Soprattutto, però, la decisione dell’APA pone fine a un dibattito decennale sulla possibilità di considerare il lutto – o, meglio, un suo prolungamento “eccessivo” – una vera e propria malattia mentale, e che ha visto schierati chi riteneva necessario riconoscere questo peculiare disturbo contro chi criticava la patologizzazione di una fase dolorosa ma normale dell’esistenza umana.

Ma quando il lutto “dura troppo”? Questa è stata la domanda più controversa per i ricercatori che – a partire dalla proposta di inserire il “Prolonged Grief Disorder” nel DSM nel 2010 – hanno lavorato sull’individuazione dei criteri che permettessero di distinguere questa patologia dal “normale” dolore per la morte di una persona cara.

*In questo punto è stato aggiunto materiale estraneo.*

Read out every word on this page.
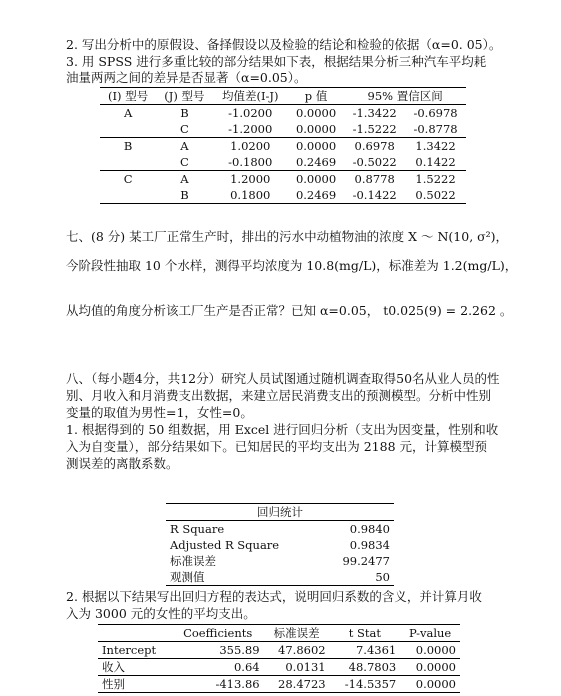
2. 写出分析中的原假设、备择假设以及检验的结论和检验的依据（α=0. 05）。
3. 用 SPSS 进行多重比较的部分结果如下表，根据结果分析三种汽车平均耗
油量两两之间的差异是否显著（α=0.05）。
(I) 型号	(J) 型号	均值差(I-J)	p 值	95% 置信区间	
A	B	-1.0200	0.0000	-1.3422	-0.6978
	C	-1.2000	0.0000	-1.5222	-0.8778
B	A	1.0200	0.0000	0.6978	1.3422
	C	-0.1800	0.2469	-0.5022	0.1422
C	A	1.2000	0.0000	0.8778	1.5222
	B	0.1800	0.2469	-0.1422	0.5022
七、(8 分) 某工厂正常生产时，排出的污水中动植物油的浓度 X ～ N(10, σ²)，
今阶段性抽取 10 个水样，测得平均浓度为 10.8(mg/L)，标准差为 1.2(mg/L)，
从均值的角度分析该工厂生产是否正常？已知 α=0.05， t0.025(9) = 2.262 。
八、（每小题4分，共12分）研究人员试图通过随机调查取得50名从业人员的性
别、月收入和月消费支出数据，来建立居民消费支出的预测模型。分析中性别
变量的取值为男性=1，女性=0。
1. 根据得到的 50 组数据，用 Excel 进行回归分析（支出为因变量，性别和收
入为自变量），部分结果如下。已知居民的平均支出为 2188 元，计算模型预
测误差的离散系数。
回归统计	
R Square	0.9840
Adjusted R Square	0.9834
标准误差	99.2477
观测值	50
2. 根据以下结果写出回归方程的表达式，说明回归系数的含义，并计算月收
入为 3000 元的女性的平均支出。
	Coefficients	标准误差	t Stat	P-value
Intercept	355.89	47.8602	7.4361	0.0000
收入	0.64	0.0131	48.7803	0.0000
性别	-413.86	28.4723	-14.5357	0.0000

Un dolore che, soprattutto per bambini e adolescenti, può essere così difficile da gestire da aver bisogno di veri e propri “campi del dolore”, i cosiddetti grief camp.

Secondo i team del Dr. Shear della Columbia University e della Dott.ssa Prigerson della Cornell Medical College il disturbo era individuabile già sei mesi dopo un lutto. L’APA, però, ha chiesto di definire la sindrome in modo più restrittivo, aspettando almeno un anno.

La preoccupazione era che il pubblico si sarebbe indignato, perché sono molti i lutti ancora “freschi” dopo sei mesi. L’impressione poteva essere quella di voler «patologizzare l’amore», per dirla con le parole della Dott.ssa Prigerson, che ha aggiunto, «dopo un anno, i criteri dovrebbero applicarsi a circa il 4% delle persone in lutto».